Custos no centro da decisão

A redução de custos foi citada como principal atrativo por 85% das empresas que já utilizam a cabotagem e por 70% das que ainda não aderiram. Além da economia, o modelo é visto como alternativa mais segura contra roubos e de menor impacto ambiental em comparação ao transporte rodoviário.

Apesar da extensão do litoral brasileiro, a cabotagem responde por apenas 11% da matriz nacional. O setor é concentrado no transporte de petróleo e derivados, que representam 75% do volume movimentado.

Obstáculos e desafios

Além disso, a pesquisa aponta que 45% das empresas consideram a incompatibilidade geográfica como principal barreira para o uso do modal. Outros fatores citados foram a indisponibilidade de rotas (39%), maior tempo de trânsito (15%) e distância até o porto de origem (15%).

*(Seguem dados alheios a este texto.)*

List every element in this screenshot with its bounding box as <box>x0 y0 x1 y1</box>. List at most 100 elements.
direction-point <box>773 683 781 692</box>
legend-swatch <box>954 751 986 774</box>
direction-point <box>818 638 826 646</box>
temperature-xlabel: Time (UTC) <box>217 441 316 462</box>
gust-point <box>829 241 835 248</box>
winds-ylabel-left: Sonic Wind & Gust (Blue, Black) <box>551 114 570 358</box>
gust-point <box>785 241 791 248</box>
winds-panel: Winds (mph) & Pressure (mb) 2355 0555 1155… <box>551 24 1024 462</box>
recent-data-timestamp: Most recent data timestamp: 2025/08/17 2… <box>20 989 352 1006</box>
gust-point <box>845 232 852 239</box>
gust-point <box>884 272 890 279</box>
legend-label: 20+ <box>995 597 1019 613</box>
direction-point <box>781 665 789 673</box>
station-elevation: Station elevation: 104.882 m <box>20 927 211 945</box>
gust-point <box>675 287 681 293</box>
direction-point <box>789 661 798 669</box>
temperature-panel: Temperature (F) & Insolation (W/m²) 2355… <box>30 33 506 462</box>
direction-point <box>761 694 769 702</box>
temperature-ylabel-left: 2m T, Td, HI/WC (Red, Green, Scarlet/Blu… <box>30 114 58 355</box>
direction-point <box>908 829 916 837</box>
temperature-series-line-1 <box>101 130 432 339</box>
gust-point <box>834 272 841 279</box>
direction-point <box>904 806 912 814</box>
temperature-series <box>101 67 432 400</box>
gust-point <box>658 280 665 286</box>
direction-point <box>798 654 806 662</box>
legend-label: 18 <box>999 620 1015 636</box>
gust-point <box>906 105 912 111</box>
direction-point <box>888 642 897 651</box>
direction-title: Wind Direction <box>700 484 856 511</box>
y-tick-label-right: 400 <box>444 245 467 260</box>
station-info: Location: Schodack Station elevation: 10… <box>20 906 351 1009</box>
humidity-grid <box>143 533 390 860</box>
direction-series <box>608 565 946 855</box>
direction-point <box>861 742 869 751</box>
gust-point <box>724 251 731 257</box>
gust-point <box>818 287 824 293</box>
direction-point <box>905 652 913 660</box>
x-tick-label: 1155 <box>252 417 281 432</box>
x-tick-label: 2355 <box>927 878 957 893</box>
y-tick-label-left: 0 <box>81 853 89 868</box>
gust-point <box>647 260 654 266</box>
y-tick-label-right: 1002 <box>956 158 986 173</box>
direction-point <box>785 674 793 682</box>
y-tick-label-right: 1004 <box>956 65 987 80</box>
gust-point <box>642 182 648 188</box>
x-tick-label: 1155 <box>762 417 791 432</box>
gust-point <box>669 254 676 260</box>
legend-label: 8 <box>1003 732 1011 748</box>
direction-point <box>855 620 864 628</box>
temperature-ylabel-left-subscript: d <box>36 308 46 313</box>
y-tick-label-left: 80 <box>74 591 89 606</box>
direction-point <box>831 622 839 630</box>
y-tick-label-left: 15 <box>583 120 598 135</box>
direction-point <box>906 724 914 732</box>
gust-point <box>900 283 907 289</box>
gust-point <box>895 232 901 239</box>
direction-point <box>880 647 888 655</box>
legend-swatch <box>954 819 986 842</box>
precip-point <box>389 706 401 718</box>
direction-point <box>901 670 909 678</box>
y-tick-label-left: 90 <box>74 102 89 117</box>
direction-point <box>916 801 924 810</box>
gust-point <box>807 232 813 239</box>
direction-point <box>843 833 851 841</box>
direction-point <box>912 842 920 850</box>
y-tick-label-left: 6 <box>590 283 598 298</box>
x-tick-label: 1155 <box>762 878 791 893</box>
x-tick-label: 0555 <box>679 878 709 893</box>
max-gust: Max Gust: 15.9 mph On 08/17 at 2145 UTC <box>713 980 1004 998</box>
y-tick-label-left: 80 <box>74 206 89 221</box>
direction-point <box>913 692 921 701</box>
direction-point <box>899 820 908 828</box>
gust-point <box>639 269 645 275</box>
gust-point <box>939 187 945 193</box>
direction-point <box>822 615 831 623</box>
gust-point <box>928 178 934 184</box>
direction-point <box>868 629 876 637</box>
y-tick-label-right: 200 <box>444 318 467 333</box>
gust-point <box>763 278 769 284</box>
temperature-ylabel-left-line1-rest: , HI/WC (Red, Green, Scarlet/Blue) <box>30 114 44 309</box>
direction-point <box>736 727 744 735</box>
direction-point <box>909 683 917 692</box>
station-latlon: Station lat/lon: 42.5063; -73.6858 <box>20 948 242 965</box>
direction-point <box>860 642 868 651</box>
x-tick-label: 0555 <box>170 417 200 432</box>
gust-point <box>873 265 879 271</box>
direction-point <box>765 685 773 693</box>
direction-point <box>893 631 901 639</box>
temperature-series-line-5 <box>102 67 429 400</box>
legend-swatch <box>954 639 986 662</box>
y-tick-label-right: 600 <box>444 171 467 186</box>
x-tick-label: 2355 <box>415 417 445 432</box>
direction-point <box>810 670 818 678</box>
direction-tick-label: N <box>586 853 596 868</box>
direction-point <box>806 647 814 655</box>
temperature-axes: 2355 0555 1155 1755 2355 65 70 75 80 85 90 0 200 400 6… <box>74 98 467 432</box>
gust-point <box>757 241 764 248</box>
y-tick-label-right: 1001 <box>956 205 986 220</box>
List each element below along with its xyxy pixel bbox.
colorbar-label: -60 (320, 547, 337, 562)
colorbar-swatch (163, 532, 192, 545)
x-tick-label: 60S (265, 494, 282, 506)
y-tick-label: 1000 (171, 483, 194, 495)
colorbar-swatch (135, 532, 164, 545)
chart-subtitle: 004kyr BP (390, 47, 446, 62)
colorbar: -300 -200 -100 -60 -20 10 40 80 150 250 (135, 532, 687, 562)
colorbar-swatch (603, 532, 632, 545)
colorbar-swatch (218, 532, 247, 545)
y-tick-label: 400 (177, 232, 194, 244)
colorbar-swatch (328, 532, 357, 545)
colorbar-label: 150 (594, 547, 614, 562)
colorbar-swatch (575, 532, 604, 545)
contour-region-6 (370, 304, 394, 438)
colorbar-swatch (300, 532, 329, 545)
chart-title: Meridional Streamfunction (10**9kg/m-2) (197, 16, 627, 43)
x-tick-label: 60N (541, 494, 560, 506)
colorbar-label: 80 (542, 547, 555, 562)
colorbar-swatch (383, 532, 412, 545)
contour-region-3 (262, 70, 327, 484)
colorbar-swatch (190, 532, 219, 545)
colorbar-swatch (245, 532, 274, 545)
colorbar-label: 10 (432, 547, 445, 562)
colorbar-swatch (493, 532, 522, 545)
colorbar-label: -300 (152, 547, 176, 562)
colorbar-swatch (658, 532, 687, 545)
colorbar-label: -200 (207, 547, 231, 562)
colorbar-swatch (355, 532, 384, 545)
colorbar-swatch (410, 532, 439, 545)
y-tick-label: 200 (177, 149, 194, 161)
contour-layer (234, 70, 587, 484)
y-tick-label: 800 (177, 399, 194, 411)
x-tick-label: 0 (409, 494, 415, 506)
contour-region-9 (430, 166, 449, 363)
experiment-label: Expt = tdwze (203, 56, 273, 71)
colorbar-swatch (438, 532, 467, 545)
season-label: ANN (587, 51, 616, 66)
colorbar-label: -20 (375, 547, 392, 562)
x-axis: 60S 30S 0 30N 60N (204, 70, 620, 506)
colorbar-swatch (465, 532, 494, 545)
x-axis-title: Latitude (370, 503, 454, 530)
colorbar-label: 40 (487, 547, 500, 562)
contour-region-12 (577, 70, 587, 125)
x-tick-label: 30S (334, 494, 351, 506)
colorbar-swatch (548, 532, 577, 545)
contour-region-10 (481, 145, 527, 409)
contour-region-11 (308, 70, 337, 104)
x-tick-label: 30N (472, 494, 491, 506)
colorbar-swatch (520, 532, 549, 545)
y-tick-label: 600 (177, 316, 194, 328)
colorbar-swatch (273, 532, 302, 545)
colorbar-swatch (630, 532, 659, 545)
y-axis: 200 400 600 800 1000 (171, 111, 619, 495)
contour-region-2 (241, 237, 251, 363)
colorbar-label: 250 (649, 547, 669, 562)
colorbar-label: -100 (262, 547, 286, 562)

“Apesar de termos uma costa litorânea extensa, ainda usamos pouco a navegação por cabotagem e os dados da pesquisa evidenciam esse potencial”, afirmou o diretor de Relações Institucionais da CNI, Roberto Muniz.

Interesse regional

O estudo mostra que 65% das empresas ainda não utilizam a cabotagem, mas uma em cada cinco estaria disposta a adotar caso as condições melhorassem. Os maiores índices de interesse foram registrados no Rio Grande do Sul (17%), Bahia (13%), Rio Grande do Norte (13%) e Santa Catarina (13%).

Entre as empresas que já utilizam o modal, 79% indicaram a redução de custos como principal benefício, seguida pela segurança no transporte (21%). A CNI defende que a expansão da cabotagem entre portos pode reduzir de forma relevante os custos logísticos do país.